N.C. Gen. Stat. § 15A-1443(b) (2001); Hoyle, 325 N.C. at 237, 382 S.E.2d at 754. The test is whether the appellate court can declare a belief that there is no reasonable possibility that the violationmight have contributed to the conviction. Lane, 301 N.C. at 387, 271 S.E.2d at 277.
    Here, we are required by applicable precedent to hold that there was a violation of defendant's constitutional rights. The State's cross-examination of defendant, examination of the officer and closing argument attacked defendant's exercise of his right against self-incrimination in such a manner as to leave a strong inference with the jury that part of defendant's testimony was an after-the-fact creation. Defendant's testimony about Shore's threat was crucial to his defense which centered on self-defense and heat of passion. It seems probable that the State's questions and its closing argument contributed to his conviction. Since we cannot declare beyond a reasonable doubt that there was no reasonable possibility that the prosecutor's conduct might have contributed to defendant's conviction, we hold it was sufficiently prejudicial to warrant a new trial.

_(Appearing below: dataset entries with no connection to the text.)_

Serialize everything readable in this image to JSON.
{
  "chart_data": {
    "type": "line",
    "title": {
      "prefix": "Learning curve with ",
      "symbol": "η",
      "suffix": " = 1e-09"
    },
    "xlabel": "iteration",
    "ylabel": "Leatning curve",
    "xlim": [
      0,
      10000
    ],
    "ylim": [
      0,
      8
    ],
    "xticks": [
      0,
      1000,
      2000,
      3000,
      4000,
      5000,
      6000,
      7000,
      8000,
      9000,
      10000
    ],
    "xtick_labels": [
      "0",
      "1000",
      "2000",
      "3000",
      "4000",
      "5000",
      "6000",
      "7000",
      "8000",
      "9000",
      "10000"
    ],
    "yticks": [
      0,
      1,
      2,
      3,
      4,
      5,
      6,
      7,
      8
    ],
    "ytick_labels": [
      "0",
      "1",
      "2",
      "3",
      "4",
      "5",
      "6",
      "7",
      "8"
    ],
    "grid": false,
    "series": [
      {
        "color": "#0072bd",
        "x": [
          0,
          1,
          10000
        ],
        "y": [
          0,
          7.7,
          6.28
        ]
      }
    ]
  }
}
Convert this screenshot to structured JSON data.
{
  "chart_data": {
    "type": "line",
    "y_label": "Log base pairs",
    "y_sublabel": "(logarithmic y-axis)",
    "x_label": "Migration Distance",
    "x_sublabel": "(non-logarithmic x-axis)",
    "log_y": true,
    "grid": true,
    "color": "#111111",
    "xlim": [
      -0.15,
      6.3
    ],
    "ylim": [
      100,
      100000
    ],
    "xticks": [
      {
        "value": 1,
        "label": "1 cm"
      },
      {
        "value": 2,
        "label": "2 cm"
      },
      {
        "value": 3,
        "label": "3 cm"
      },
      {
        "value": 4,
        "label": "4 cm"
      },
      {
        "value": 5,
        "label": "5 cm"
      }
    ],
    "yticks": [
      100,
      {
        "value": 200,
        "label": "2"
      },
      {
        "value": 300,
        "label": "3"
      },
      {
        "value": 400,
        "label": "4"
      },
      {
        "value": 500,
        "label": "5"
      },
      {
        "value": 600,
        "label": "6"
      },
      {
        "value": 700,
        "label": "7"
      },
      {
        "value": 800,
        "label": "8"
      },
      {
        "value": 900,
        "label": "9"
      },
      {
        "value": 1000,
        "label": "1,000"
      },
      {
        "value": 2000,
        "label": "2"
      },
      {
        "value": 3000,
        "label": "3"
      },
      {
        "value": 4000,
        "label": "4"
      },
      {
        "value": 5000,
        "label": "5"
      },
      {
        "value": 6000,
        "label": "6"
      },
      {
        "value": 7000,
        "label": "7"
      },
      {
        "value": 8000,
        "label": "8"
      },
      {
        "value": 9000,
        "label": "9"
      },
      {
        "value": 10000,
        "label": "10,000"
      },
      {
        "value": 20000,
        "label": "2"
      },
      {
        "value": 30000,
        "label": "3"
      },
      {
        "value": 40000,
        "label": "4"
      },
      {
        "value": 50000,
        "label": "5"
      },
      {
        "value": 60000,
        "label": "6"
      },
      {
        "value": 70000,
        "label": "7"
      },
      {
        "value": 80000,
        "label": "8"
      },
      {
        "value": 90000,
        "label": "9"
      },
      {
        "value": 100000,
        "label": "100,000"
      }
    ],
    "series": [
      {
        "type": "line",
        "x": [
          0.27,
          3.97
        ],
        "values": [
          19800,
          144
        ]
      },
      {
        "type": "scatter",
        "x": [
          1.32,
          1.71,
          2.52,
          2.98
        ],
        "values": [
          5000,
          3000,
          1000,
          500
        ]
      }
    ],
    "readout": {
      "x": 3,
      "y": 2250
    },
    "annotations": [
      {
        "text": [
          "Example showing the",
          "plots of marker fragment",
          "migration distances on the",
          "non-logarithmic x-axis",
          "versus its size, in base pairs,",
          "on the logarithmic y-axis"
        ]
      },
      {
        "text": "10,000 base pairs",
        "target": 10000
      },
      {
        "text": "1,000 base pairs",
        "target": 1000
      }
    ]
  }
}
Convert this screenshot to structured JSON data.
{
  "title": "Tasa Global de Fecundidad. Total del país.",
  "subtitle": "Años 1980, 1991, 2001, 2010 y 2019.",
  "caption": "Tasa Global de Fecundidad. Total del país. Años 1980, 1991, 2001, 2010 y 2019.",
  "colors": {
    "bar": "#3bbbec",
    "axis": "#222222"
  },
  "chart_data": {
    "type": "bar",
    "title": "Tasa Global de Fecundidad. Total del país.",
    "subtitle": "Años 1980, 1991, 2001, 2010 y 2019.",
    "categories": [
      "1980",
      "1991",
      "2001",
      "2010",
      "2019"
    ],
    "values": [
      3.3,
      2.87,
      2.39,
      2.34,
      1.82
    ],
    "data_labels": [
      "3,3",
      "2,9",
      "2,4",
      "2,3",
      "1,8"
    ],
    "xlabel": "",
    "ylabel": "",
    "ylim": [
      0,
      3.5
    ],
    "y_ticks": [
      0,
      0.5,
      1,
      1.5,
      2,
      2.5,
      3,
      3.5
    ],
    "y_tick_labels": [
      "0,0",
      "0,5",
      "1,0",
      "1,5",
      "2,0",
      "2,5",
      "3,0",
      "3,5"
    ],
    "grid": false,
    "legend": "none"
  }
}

    Three of defendant's remaining assignments of error are not sufficiently likely to occur at a new trial, so we decline to address them. We do wish, however, to briefly address defendant's contention that the trial court erred in not intervening ex mero motu in the State's closing argument, which he contends contained two grossly improper remarks.
    We take this opportunity to bring attention to our Supreme Court's recent decision in State v. Jones, 355 N.C. 117, 558 S.E.2d 97 (2002). It emphasized an attorney's professional and ethical responsibilities to avoid closing arguments which are abusive,injected with personal opinion and experience or otherwise stray from the record. Id. at 134-35, 558 S.E.2d at 108-09.
    For the reasons herein, we award defendant a new trial.
    New trial.
    Chief Judge EAGLES and Judge MARTIN concur.